Siluet büyüleyiciydi, yumuşak ışık sallanırken beklenmedik bir şekilde dansçının hareketiyle eşleşti.

Dansçının hareketleri zarifti, ışık perdeye pamuk paravanın bir parçası gibi yansıtıldı. Dansçı sallandı ve paravandaki figür sıçramış gibi görünüyordu. Parlak ve canlıydı.

Fu Yujun, sadece Mu Ülke İmparatoru'nun pamuk paravanını izlemesine dikkat etmişti, ancak bu tutkulu sahneyi görünce, dikkati tamamen içine çekildi.

Böyle dans edebilen birini, bu eşsiz yeteneği gerçekten çok merak ediyordu.

Kişinin olağanüstü bir görünüme, etkileyici bir figür ve tatlı, yumuşak bir sese uysal ve akıllı bir huya sahip olacağını hayal etti

Bunu ve onu düşünerek, Fu Yujun pamuk perdenin arkasındaki kişi için beklentiyle doluydu.

Siluet bazen ölümsüz bir güzellik gibi vakur ve diğer zamanlarda baştan çıkarıcı ve büyüleyici gibi zarifti.

Pamuklu paravanın arkasındaki kişi kollarını zaman zaman çevirip dalgalanmalara neden olurken, diğer zamanlarda bellerini salladı, güzel ve flörtöz bir görüntü ortaya çıktı.

Işık ve gölge altında, dansçının daha zarif veya baştan çıkarıcı olup olmadığını söyleyemediler, ayrıca bu pamuklu paravanın arkasındaki kişinin ne kadar güzel olduğunu veya ne kadar ölümsüz gibi olduğunu hayal edemediler.

Sürpriz, Fu Yujun'un gözlerinden parlamaya devam etti ve aniden İmparator'un üç güzelliğine neden olumlu bakmadığını anladı.
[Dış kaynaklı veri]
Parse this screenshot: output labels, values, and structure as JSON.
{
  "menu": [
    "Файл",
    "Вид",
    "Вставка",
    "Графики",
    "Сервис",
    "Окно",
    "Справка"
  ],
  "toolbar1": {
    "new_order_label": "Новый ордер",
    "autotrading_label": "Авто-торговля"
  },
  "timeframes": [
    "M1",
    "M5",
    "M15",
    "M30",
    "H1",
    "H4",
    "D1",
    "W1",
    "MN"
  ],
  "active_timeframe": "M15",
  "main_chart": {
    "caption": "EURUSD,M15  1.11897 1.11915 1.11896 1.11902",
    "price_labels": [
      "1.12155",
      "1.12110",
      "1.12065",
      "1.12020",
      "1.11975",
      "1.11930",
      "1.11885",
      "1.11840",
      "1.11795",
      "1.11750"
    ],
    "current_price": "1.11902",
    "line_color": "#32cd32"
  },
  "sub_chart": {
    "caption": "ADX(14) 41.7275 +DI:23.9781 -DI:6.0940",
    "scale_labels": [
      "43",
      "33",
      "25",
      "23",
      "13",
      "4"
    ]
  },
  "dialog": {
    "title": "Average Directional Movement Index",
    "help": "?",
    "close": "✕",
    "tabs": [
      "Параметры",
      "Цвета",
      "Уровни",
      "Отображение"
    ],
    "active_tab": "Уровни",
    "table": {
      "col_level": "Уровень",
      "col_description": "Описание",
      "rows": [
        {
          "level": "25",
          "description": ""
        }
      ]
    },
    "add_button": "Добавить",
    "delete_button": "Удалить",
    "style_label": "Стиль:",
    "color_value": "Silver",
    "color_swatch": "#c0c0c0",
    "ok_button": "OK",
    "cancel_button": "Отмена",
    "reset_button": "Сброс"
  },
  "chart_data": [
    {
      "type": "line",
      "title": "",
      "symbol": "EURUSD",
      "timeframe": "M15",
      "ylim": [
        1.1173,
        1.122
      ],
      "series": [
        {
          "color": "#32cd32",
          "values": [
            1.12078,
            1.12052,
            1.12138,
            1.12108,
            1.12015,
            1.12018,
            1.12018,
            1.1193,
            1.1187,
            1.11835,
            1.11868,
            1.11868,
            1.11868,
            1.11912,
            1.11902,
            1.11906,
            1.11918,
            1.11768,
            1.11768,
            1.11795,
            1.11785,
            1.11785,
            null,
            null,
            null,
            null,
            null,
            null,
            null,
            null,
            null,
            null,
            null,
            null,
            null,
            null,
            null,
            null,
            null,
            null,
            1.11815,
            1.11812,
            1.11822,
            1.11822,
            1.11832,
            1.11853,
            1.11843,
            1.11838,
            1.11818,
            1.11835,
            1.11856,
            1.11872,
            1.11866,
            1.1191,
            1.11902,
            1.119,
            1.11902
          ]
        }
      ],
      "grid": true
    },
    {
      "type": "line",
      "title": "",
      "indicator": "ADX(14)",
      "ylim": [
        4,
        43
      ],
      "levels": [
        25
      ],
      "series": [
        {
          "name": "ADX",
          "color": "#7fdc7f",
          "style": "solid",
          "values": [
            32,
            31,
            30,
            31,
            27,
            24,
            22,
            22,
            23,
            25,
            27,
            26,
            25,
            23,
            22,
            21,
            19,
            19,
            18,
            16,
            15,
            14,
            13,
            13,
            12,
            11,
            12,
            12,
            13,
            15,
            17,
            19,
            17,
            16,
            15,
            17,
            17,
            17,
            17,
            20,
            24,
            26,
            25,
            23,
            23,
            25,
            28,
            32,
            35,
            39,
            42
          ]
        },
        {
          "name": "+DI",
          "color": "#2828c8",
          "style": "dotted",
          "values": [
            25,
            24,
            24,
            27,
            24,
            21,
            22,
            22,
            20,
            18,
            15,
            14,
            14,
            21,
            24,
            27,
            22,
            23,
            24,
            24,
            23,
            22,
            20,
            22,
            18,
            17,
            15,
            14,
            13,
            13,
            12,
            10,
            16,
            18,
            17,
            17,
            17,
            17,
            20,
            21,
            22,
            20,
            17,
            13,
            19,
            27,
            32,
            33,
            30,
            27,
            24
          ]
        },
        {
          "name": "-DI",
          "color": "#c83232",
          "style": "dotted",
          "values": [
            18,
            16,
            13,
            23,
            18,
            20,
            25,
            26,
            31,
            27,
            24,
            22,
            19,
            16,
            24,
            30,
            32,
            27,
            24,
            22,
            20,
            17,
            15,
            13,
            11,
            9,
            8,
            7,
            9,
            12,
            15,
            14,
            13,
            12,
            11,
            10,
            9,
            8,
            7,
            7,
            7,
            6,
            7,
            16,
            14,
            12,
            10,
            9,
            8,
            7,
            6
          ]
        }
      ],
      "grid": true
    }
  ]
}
Zaten eşsiz bir güzelliğe sahip bir kadını var, herkes kimin daha iyi olduğunu söyleyebilirdi.

Bunu düşünürken, Fu Yujun pamuklu paravanındaki figürün son bir manevra yaptığını gördü ve daha sonra uysal ve zeki görünerek yere diz çöktü.

Dans çoktan bitmişti.

Daha sonra, bu kişi pamuklu perdenin arkasından çıkacaktı!
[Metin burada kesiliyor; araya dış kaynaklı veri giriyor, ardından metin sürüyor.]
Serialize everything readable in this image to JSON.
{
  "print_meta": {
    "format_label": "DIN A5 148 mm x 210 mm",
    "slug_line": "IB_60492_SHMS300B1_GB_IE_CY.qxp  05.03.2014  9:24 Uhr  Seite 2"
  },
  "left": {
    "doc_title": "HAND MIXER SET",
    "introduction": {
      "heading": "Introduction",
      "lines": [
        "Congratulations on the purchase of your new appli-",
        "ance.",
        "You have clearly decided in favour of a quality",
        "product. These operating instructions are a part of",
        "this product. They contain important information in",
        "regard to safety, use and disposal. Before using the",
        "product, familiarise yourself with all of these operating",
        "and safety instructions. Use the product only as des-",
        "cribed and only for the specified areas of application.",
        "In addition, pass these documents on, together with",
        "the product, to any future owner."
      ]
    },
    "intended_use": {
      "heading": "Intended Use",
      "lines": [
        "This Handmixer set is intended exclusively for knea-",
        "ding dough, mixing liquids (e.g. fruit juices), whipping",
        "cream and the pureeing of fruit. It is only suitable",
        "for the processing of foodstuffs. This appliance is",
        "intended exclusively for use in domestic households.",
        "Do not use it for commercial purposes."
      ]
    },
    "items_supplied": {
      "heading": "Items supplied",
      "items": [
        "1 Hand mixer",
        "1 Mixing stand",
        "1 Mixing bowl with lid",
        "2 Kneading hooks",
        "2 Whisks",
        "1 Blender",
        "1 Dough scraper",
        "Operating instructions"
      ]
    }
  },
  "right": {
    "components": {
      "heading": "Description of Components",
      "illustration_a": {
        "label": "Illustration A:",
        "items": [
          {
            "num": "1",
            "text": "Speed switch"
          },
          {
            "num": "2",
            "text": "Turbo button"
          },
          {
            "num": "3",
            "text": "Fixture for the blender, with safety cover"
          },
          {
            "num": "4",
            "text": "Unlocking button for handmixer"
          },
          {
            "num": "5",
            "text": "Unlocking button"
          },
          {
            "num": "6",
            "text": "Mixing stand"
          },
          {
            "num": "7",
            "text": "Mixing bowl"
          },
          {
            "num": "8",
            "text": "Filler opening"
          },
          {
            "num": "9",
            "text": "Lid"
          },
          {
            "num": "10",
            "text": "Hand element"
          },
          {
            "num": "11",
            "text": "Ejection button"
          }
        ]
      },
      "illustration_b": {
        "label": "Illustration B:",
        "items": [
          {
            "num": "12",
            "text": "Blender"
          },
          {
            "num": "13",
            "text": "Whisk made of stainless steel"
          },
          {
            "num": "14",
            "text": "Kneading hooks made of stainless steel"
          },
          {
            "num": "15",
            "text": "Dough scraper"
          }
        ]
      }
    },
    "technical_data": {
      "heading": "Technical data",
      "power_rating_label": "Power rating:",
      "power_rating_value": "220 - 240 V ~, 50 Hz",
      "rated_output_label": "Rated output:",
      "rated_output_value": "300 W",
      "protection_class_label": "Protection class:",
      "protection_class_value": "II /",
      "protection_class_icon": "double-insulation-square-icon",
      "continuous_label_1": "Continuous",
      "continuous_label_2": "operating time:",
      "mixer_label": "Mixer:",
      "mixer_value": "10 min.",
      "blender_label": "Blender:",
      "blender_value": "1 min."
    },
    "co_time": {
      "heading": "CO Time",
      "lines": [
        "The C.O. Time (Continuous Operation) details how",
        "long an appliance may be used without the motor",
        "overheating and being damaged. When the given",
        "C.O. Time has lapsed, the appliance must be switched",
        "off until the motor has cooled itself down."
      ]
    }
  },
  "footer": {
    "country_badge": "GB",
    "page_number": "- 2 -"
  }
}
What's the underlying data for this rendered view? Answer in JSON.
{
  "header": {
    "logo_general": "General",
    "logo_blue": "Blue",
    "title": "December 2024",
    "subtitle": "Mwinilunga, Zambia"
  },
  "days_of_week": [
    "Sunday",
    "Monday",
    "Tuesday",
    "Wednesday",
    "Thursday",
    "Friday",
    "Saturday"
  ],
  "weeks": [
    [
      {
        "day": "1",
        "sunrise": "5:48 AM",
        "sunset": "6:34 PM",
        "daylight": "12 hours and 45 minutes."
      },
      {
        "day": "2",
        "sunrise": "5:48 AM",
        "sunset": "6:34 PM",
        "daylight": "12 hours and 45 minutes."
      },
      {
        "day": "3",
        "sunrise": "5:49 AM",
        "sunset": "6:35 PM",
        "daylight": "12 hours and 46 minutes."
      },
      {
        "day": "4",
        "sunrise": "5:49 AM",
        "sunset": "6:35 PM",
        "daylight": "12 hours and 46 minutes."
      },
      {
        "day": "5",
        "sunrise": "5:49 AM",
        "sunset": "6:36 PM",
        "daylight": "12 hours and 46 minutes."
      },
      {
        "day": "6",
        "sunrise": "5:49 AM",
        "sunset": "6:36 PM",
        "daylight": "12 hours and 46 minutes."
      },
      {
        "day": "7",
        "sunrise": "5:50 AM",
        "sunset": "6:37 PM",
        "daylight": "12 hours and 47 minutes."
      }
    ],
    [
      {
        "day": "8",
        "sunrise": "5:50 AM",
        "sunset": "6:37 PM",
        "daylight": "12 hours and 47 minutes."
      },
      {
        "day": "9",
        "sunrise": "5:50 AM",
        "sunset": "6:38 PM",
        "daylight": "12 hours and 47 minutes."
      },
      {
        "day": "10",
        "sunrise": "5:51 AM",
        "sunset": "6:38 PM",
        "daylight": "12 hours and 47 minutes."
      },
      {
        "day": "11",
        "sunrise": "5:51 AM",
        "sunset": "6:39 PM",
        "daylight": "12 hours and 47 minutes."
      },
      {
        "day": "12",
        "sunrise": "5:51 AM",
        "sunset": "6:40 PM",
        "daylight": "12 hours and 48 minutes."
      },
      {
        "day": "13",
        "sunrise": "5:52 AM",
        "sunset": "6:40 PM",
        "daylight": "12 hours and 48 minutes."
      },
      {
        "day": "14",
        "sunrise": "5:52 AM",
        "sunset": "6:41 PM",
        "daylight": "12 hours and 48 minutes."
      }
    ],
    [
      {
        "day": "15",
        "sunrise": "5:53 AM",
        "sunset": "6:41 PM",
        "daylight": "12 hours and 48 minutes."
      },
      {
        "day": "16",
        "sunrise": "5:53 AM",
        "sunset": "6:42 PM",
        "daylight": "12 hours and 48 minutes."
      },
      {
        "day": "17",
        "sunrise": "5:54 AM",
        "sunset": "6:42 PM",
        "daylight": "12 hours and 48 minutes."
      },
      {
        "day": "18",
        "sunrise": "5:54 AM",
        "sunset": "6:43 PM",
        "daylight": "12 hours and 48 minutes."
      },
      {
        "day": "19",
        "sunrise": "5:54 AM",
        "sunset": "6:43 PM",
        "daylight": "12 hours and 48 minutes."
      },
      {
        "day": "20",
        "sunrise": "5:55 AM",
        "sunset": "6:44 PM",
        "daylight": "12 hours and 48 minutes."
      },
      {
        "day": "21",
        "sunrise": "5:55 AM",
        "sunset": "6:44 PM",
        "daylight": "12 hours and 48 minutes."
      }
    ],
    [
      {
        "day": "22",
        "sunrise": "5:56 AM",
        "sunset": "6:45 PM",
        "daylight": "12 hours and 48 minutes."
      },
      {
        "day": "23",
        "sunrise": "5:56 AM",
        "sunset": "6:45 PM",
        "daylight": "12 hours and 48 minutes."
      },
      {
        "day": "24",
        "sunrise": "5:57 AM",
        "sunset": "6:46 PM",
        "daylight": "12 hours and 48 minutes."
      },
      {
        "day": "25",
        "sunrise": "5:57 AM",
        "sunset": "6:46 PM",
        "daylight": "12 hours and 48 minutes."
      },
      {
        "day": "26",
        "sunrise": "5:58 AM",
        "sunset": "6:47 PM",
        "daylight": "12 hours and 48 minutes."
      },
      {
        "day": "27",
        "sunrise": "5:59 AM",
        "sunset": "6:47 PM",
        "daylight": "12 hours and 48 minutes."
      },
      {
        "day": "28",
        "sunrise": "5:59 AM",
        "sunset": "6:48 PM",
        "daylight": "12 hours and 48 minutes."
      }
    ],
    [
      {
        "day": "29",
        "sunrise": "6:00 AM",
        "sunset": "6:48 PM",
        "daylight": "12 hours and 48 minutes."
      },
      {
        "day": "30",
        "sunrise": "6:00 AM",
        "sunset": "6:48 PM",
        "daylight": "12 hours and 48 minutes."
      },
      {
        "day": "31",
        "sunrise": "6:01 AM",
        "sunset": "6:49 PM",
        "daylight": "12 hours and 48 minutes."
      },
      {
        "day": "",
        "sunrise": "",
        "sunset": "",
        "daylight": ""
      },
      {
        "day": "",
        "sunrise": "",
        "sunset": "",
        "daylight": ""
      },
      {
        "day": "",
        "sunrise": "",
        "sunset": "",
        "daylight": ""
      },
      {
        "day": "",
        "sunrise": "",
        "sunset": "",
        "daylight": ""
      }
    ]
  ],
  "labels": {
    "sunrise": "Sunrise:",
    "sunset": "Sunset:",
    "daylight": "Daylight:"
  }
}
Bunu gören Fu Yujun, güzelliğin paravandan çıktığını görmek ve o kişinin eşsiz cazibesine tanıklık etmek için sabırsızlanıyordu.

Bununla birlikte, güzellik, selamlamalarından sonra doğrudan ziyafetten ayrıldı.
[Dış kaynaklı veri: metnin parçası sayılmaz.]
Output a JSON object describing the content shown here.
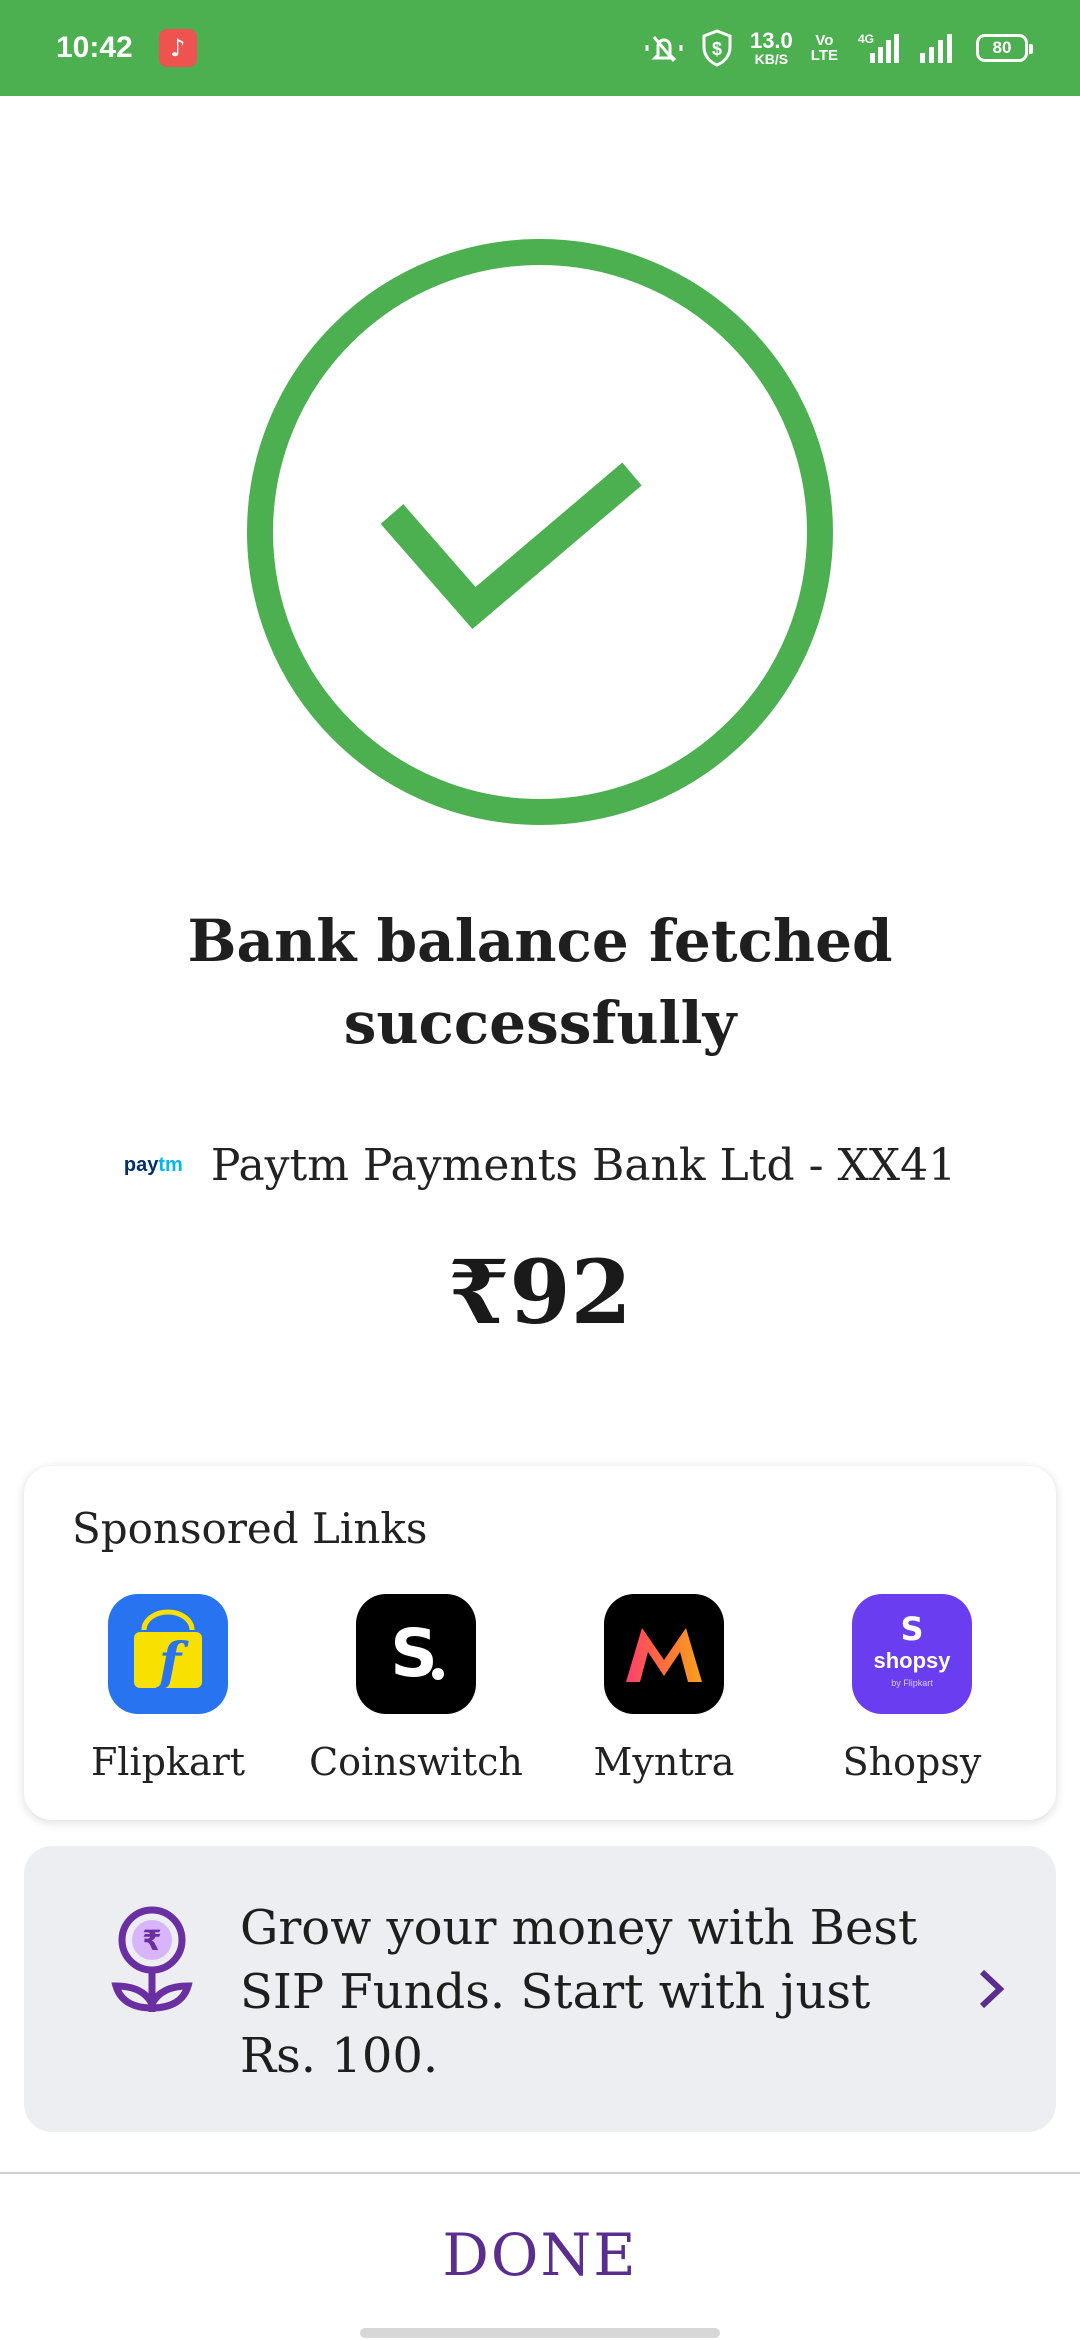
{
  "status_bar": {
    "time": "10:42",
    "net_speed_value": "13.0",
    "net_speed_unit": "KB/S",
    "volte_top": "Vo",
    "volte_bottom": "LTE",
    "network_type": "4G",
    "battery": "80",
    "icons": [
      "music-notification-icon",
      "mute-icon",
      "vpn-shield-icon",
      "signal-icon",
      "signal-icon",
      "battery-icon"
    ]
  },
  "colors": {
    "status_bar": "#4caf50",
    "success_green": "#4caf50",
    "accent_purple": "#5b2d8e"
  },
  "result": {
    "title": "Bank balance fetched successfully",
    "bank_logo_text_pay": "pay",
    "bank_logo_text_tm": "tm",
    "bank_account": "Paytm Payments Bank Ltd - XX41",
    "balance": "₹92"
  },
  "sponsored": {
    "title": "Sponsored Links",
    "apps": [
      {
        "label": "Flipkart",
        "icon": "flipkart-icon"
      },
      {
        "label": "Coinswitch",
        "icon": "coinswitch-icon"
      },
      {
        "label": "Myntra",
        "icon": "myntra-icon"
      },
      {
        "label": "Shopsy",
        "icon": "shopsy-icon"
      }
    ],
    "shopsy_icon_text": "shopsy",
    "shopsy_icon_sub": "by Flipkart"
  },
  "sip_banner": {
    "text": "Grow your money with Best SIP Funds. Start with just Rs. 100.",
    "icon": "rupee-plant-icon"
  },
  "footer": {
    "done_label": "DONE"
  }
}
Fu Yujun'a kalan sadece figürünün hayaliydi.

“Bu…” Fu Yujun şüpheli doluydu, Mu Ülkesi’nin olağan yöntemine göre, kadın yeteneklerini gösterdikten sonra çıkıp İmparator'a saygılarını gösterecekti. Peki bu güzellik neden doğrudan ayrıldı?

Mu Ülkesi’nin İmparatorunu gözlerine koymuyor muydu? Mu Ülkesi’nin İmparatoru buna dayanabilir miydi?

Fu Yujun, sadece genel ifadesini görmek için yüksekte oturan İmparator'a bakmaktan başka bir şey yapamadı. Yüzü nazikti ve memnuniyeti gözlerinde parladı, herhangi bir aşağılama veya öfke yoktu.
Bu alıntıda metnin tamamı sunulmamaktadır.